The Compounding Power of Zero-Fee Index Funds: Why 0.02% Costs More Than You Think
The Compounding Power of Zero-Fee Index Funds: Why 0.02% Costs More Than You Think
When Fidelity launched the world's first zero expense ratio index funds in 2018, reactions split cleanly in two. Revolutionary, or marketing gimmick. Seven years later, the numbers have their own answer.
The Gap Between 0.02% and 0%
An expense ratio is the annual fee a fund automatically deducts from your investment. Both Fidelity and Schwab charge 0.02% on their standard index funds. On $100,000, that's $20 per year.
Barely the price of a decent lunch. True — for one year. But investing isn't a one-year game.
Fidelity went further. FZROX (total market), FZILX (international), FNILX (large cap), FZIPX (small cap) — four index funds at 0% expense ratio. A world first. No other provider, Schwab included, has matched it.
What Compounding Does to That "Tiny" Fee
To see why dismissing 0.02% is a mistake, I ran the numbers on total market funds.
Fidelity's FZROX (0% expense ratio) versus Schwab's SWTSX (0.03%) — $100,000 invested over 30 years:
| Period | FZROX (Fidelity, 0%) | SWTSX (Schwab, 0.03%) |
|---|---|---|
| Year 10 | $377,990 | $350,529 |
| Year 20 | $1,382,428 | $1,182,861 |
| Year 30 | $4,968,992 | $3,922,518 |
Difference: $1,046,474. Over one million dollars.
Not all of that gap comes from the expense ratio alone — share price appreciation also diverged (FZROX at 13.43% vs SWTSX at 12.57%). But the 0% expense ratio creates the conditions for compounding to work at full power. Every dollar that would have gone to fees stays invested instead.
How Fees Erode Dividend Reinvestment
Index fund returns come from two sources: price appreciation and reinvested dividends.
A 0% expense ratio means 100% of your dividends get reinvested — no fee deduction before reinvestment.
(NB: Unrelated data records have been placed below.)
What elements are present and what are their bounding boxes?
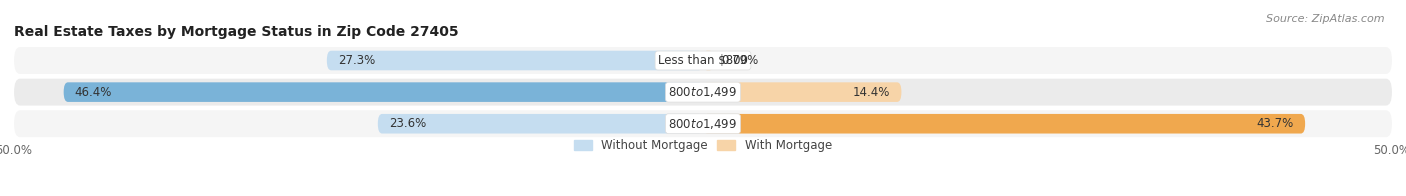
Text: Source: ZipAtlas.com: Source: ZipAtlas.com — [1267, 14, 1385, 24]
Text: $800 to $1,499: $800 to $1,499 — [668, 117, 738, 131]
FancyBboxPatch shape — [703, 82, 901, 102]
Text: 0.79%: 0.79% — [721, 54, 758, 67]
FancyBboxPatch shape — [703, 51, 714, 70]
Text: Real Estate Taxes by Mortgage Status in Zip Code 27405: Real Estate Taxes by Mortgage Status in … — [14, 25, 458, 39]
Text: 43.7%: 43.7% — [1257, 117, 1294, 130]
FancyBboxPatch shape — [63, 82, 703, 102]
FancyBboxPatch shape — [703, 114, 1305, 133]
Text: 23.6%: 23.6% — [389, 117, 426, 130]
FancyBboxPatch shape — [14, 79, 1392, 106]
Text: 14.4%: 14.4% — [853, 86, 890, 99]
FancyBboxPatch shape — [326, 51, 703, 70]
FancyBboxPatch shape — [14, 110, 1392, 137]
Text: Less than $800: Less than $800 — [658, 54, 748, 67]
FancyBboxPatch shape — [378, 114, 703, 133]
Text: 27.3%: 27.3% — [337, 54, 375, 67]
FancyBboxPatch shape — [14, 47, 1392, 74]
Text: 46.4%: 46.4% — [75, 86, 112, 99]
Text: $800 to $1,499: $800 to $1,499 — [668, 85, 738, 99]
Legend: Without Mortgage, With Mortgage: Without Mortgage, With Mortgage — [569, 134, 837, 157]
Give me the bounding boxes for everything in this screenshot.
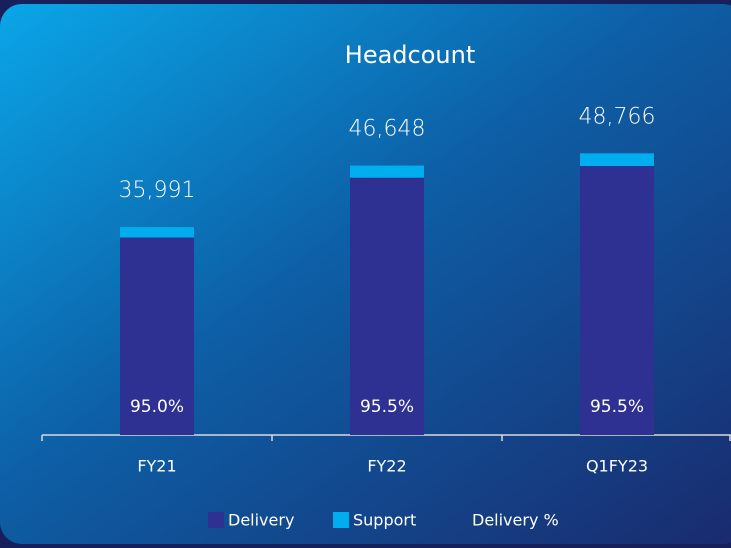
bar-segment [580, 166, 654, 436]
legend-swatch [208, 512, 224, 528]
legend-label: Delivery % [472, 511, 559, 530]
chart-title: Headcount [345, 41, 475, 69]
percent-label: 95.0% [130, 397, 184, 417]
bar-segment [120, 237, 194, 435]
bar-segment [350, 177, 424, 436]
total-label: 48,766 [579, 104, 656, 129]
bar-segment [580, 153, 654, 167]
legend-label: Support [353, 511, 416, 530]
bar-segment [350, 165, 424, 178]
total-label: 35,991 [119, 178, 196, 203]
legend-swatch [333, 512, 349, 528]
percent-label: 95.5% [360, 397, 414, 417]
percent-label: 95.5% [590, 397, 644, 417]
legend-label: Delivery [228, 511, 294, 530]
bar-segment [120, 227, 194, 238]
x-tick-label: FY21 [137, 457, 176, 476]
x-tick-label: FY22 [367, 457, 406, 476]
total-label: 46,648 [349, 117, 426, 142]
x-tick-label: Q1FY23 [586, 457, 648, 476]
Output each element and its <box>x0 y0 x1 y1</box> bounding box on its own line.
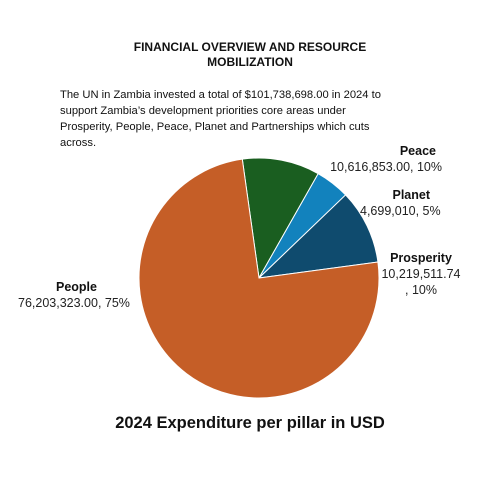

In a single year, the difference is negligible. Over 30 years of compounding, it's not.
FZROX's 30-year reinvested dividend income: $96,390 SWTSX's 30-year reinvested dividend income: $68,597
That's a $28,000 gap in reinvested dividends alone — purely from having more money working for you each cycle.
Fidelity's Business Model: Loss Leader or Innovation?
If the expense ratio is 0%, how does Fidelity make money? Fair question.
The strategy is straightforward. Zero-fee funds attract customers. Revenue comes from advisory services, margin lending, cash management, and the broader ecosystem. Think of it like a streaming platform spending heavily on content to grow subscribers — the entry point is free, but the business model works.
What matters for investors: the product is genuine. FZROX accurately tracks the total US market, and the 0% fee benefit flows directly to the investor. A loss leader with real quality is still a win for the customer.
The Pattern Repeats Across Categories
This structural cost edge isn't limited to total market funds.
In bonds, Fidelity's FXNAX finished $148,090 ahead of Schwab's SWAGX over 30 years. In international markets, FSPSX beat SWISX by $481,937. The magnitude varies by category, but the direction is consistent.
The cheapest option compounds the most. And nothing is cheaper than zero.
My Take on Fees
I'm not arguing every investor must use Fidelity. Schwab's S&P 500 fund (SWPPX) actually beat Fidelity's FXAIX by $116,154 over 30 years. Different platforms have different strengths.
But one thing is certain: fees are the only variable in investing you can fully control. You can't predict market returns. You can't guarantee dividend growth. But you can choose the fund that takes less of your money each year — and let compounding do the rest.
0.02% looks trivial because you're only looking at one year. Look at 30, and you'll see a million dollars.